Runners on final ascent, very close to finish.
Finish line in sight (opposite red tent).
Isn't the volunteer dog cool?
The finish line! 
Red tape between two makeshift cairns.
Note the volunteers bundled up in winter jackets, hats, and gloves.  It's
cold up here!
We were originally told there would be limited water at the top, but the volunteers tell us there is plenty of water as they are pumping it from a nearby natural water source.  Cold and delicious water!  We hung around for a few minutes snapping pics but quickly got cold, ate the finish line food of one Snickers bar per runner (recommended to avoid bonking on way down), had another water, and started out jaunt down.
Snowfield at the finish line!
Yes, the snow is deep!  Awesome!

Final results: 1:33:10.  17th overall, 15th male.  Write-up and results here.   Full results here.
The return of 4.5 miles and 5,300' net loss was tiring on the legs, but obviously easier on the legs and other than stopping for pics and getting a water at the water stop, ran the entire distance.  At the bottom, plenty of food and assorted drinks awaited us.  All for our $5 entry fee!  Just an epic race!  One of the hardest and most exhilarating adventures I have ever done.  Life is short.  So glad we did this!  As someone at the race mentioned, it's going to be hard to go back to running road 5Ks after this!
Badge of honor:  Matthew's mud-spattered legs and shoes at end of trail.
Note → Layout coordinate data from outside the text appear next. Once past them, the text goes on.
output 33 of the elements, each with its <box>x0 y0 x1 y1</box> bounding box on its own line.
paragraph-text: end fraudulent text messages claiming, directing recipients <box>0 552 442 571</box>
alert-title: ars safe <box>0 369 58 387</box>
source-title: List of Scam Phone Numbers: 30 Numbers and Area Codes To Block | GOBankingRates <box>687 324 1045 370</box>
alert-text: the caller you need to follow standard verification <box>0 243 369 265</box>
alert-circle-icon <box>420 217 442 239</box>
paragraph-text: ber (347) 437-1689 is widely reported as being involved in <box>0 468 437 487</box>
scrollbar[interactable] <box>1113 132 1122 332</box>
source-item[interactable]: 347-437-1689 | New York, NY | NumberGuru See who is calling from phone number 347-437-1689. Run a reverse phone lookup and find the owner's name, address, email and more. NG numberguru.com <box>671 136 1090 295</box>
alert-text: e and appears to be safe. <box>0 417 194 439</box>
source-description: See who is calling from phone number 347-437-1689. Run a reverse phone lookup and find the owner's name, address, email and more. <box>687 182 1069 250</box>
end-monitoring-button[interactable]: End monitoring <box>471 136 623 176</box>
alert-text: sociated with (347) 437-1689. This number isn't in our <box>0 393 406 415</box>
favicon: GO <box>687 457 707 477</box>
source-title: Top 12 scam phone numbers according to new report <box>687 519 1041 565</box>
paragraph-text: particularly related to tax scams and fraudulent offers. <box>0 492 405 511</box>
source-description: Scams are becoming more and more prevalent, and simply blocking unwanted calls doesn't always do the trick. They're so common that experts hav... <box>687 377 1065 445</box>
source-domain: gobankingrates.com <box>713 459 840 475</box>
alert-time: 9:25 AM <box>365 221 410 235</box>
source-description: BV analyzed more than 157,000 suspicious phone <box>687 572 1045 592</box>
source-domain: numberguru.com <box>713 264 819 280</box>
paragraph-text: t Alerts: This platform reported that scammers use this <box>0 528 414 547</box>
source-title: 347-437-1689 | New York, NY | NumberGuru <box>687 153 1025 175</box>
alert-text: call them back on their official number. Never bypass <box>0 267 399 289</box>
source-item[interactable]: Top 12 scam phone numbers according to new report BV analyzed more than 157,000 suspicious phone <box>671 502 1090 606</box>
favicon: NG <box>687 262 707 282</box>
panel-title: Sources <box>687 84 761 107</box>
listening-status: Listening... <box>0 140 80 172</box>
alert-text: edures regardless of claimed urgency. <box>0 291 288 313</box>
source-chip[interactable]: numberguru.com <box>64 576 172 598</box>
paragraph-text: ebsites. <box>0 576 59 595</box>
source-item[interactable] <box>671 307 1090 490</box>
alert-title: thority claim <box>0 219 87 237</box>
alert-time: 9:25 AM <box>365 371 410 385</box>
  1. Sounds like an incredible and difficult race. I'm glad you guys had the opportunity to do it.

  2. Your smile in the last picture tells the story. Both sound awesome the Pioneer Ridge Vertical Mile sounds amazing. I'm glad you played spectator a little bit and took some pictures to share with the rest of us flat landers. Congratulations on some great adventures and a spectacular Walker Family Vacation!